Deborah turned back the covers on the bed and fluffed up the pillows. She realised that she’d seldom felt quite so useless. There was China sitting in a prison cell on Guernsey and here was she bustling round the spare room, drawing curtains and fluffing up pillows— for God’s sake—because she didn’t know what else to do. Part of her wanted to take the next plane to the Channel Islands. Part of her wanted to dive into Cherokee’s heart and do something to calm his anxiety. Part of her wanted to draw up lists, devise plans, give instructions, and take an immediate action that would allow both Rivers to know they were not alone in the world. And part of her wanted someone else to do all of this because she didn’t feel equal to any of it. So she uselessly fluffed pillows and turned down the bed. Then, because she wanted to say something to China’s brother, she turned to him where he stood awkwardly by the chest of drawers. “If you need anything in the night, we’re just on the floor below.”
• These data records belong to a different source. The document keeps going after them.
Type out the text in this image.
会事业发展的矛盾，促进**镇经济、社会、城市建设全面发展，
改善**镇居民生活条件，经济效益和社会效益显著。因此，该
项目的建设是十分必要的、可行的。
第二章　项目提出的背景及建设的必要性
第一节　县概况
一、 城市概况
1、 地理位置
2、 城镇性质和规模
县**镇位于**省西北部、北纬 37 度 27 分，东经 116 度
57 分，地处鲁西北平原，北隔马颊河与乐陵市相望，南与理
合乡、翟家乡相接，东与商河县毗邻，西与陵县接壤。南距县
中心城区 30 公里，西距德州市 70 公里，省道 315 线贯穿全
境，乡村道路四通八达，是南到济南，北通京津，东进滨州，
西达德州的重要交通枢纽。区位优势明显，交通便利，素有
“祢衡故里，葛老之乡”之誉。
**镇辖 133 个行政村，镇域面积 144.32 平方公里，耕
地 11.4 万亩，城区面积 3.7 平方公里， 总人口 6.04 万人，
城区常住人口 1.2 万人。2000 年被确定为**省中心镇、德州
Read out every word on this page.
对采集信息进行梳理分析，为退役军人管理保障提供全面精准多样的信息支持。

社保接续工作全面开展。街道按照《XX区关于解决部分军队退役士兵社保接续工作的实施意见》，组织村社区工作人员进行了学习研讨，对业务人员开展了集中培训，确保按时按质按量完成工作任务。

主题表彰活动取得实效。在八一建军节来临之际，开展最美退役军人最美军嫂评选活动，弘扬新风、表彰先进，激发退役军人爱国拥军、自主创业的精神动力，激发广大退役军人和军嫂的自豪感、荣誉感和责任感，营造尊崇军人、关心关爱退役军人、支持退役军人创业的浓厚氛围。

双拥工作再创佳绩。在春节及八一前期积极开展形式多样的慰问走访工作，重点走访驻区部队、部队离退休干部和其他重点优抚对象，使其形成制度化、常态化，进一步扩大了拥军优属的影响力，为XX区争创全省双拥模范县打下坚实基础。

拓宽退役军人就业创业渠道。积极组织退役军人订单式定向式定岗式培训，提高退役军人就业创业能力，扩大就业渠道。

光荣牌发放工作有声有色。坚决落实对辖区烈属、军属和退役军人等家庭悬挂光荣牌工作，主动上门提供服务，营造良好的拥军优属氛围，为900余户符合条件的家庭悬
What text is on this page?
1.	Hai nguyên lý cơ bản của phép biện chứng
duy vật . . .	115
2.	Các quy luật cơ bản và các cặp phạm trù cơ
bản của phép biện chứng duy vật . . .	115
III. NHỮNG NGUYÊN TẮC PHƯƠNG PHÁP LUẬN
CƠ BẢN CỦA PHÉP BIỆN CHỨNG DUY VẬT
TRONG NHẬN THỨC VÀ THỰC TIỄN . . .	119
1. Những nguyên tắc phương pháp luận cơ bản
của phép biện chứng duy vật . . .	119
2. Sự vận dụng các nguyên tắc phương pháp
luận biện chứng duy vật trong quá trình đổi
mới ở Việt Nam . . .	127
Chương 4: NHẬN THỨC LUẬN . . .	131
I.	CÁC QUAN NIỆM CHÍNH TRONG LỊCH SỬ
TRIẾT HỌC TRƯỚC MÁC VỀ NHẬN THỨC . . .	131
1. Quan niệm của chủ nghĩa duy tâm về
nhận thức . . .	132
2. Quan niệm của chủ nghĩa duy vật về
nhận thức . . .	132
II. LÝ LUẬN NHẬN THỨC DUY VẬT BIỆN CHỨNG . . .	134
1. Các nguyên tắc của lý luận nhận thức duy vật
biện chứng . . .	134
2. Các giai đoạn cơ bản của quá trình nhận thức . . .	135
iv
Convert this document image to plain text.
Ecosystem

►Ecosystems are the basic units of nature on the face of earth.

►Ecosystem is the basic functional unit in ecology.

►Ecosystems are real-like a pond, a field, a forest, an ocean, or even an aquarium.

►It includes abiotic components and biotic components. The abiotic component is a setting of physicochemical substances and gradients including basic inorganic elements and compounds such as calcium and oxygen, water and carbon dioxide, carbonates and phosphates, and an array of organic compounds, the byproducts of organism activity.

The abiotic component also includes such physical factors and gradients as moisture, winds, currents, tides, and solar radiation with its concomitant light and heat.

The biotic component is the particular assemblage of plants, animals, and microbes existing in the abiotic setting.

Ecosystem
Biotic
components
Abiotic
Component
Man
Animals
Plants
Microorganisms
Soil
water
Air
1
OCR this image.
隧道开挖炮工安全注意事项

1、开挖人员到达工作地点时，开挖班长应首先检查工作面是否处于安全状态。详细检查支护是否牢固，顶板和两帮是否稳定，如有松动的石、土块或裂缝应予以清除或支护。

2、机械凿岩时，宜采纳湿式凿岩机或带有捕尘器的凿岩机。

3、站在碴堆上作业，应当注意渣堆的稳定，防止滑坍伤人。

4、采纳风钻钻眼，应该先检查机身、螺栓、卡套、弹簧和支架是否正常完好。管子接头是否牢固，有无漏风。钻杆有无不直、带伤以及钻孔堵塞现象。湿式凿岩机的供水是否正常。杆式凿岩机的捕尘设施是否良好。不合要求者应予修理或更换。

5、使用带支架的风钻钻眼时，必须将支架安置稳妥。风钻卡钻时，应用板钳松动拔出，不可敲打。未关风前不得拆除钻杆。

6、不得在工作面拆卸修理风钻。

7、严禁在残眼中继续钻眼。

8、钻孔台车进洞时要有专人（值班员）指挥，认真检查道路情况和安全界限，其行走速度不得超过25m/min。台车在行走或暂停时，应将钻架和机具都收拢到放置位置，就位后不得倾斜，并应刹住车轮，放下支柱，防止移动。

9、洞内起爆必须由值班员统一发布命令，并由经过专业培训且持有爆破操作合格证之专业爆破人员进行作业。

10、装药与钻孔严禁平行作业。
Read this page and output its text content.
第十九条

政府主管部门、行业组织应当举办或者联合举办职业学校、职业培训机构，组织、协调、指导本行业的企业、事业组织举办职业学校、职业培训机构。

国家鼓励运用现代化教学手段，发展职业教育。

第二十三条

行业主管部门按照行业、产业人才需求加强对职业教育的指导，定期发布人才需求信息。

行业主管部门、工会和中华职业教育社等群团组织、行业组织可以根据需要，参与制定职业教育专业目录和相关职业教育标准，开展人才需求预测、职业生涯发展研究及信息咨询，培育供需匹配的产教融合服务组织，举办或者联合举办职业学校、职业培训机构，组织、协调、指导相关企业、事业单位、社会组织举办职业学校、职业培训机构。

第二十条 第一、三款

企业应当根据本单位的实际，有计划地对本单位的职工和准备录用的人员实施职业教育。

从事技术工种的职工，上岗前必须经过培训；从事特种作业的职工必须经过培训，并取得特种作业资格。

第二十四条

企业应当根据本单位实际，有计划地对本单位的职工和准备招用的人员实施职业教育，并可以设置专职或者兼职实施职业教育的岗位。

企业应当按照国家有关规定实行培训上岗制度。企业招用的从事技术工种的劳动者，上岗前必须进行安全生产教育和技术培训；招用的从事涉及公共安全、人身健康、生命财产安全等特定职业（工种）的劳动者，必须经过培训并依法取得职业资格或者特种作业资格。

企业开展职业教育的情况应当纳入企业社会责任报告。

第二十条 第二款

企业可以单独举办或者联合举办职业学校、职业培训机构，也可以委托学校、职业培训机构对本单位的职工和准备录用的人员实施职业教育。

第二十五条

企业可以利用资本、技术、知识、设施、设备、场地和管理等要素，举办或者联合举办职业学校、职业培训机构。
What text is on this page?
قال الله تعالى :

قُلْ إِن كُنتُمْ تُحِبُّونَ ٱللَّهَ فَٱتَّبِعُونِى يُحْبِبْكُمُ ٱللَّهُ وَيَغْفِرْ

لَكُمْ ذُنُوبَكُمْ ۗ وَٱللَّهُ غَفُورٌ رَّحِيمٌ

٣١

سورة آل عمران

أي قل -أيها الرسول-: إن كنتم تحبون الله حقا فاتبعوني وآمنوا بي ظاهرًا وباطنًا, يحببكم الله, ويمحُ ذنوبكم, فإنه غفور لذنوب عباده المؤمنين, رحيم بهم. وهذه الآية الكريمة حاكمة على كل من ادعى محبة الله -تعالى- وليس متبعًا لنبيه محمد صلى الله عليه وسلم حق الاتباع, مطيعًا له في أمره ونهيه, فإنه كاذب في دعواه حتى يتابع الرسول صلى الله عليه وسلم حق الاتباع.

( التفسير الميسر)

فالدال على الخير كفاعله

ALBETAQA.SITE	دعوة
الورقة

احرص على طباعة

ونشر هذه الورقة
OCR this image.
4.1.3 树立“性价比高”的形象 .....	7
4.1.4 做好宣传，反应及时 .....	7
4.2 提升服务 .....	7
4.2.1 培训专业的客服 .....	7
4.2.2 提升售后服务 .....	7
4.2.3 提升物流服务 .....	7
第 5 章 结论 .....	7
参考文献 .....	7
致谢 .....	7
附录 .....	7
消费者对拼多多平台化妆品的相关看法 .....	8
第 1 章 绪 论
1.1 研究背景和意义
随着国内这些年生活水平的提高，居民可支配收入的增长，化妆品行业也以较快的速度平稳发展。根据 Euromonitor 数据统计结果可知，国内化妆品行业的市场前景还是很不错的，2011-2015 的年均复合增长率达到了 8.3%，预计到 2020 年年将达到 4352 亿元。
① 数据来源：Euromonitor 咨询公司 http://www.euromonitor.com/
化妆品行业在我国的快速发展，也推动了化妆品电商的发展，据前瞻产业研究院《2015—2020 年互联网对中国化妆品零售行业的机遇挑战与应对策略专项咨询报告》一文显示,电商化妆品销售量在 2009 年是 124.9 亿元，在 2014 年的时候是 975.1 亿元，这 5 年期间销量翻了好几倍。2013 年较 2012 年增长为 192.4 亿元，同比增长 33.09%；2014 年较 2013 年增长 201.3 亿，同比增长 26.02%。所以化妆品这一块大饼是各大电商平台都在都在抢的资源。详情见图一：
Cherokee nodded. He looked dismal and very alone. “She didn’t do it,” he said. “Can you see China hurting a fly?”

“Absolutely not.”

“We’re talking about someone who used to get me to carry spiders from her bedroom when we were kids. She’d be up on the bed yelling because she’d seen one on the wall and I’d come in to get rid of it and then she’d start yelling, ‘Don’t hurt him! Don’t hurt him!’ ”

“She was like that with me, as well.”

“God, if I’d only let it be, not asked her to come. I’ve got to do something and I don’t know what.”

His fingers twisted the tie of Simon’s dressing gown. Deborah was reminded of how China had always seemed like the older sibling of the two. Cherokee, what am I going to do with you, she’d ask him. When are you ever growing up?

Right now, Deborah thought. With circumstances demanding a kind of adulthood that she wasn’t sure Cherokee even possessed.

She said to him because it was the only thing she could say, “You sleep now. We’ll know better what to do in the morning,” and she left him. She was heavy at heart. China River had been the closest of friends to her during the most difficult moments of her life. She owed her much but had repaid her little. That China would now be in trouble and that she would be in that trouble alone...Deborah only too well understood Cherokee’s anxiety about his sister.

She found Simon in their bedroom, sitting on the straight-backed chair that he used when he removed his leg brace at night. He was in the midst of tearing back the brace’s Velcro strips, his trousers puddling down round his ankles and his crutches on the floor next to his chair. He looked childlike, as he generally looked in this vulnerable posture, and it had always taken all the discipline she could muster for Deborah not to go to his assistance when she came upon her husband like this. His disability was, for her, the great leveling force between them. She hated it for his sake because she knew he hated it, but she’d long ago accepted the fact that the accident that had crippled him in his twenties had also made him available to her. Had it not occurred, he’d have married while she was a mere adolescent, leaving her far behind. His time in hospital and then convalescing and then the black years of depression that followed had put paid to that. He didn’t like to be seen in his awkwardness, though. So she went straight to the chest of drawers, where she made a pretence of removing what few pieces of jewellery she wore while she waited for the sound of the leg brace clunking to the floor. When she heard it, followed by the grunt he gave as he rose, she turned. He had his crutches snapped round his wrists, and he was watching her fondly.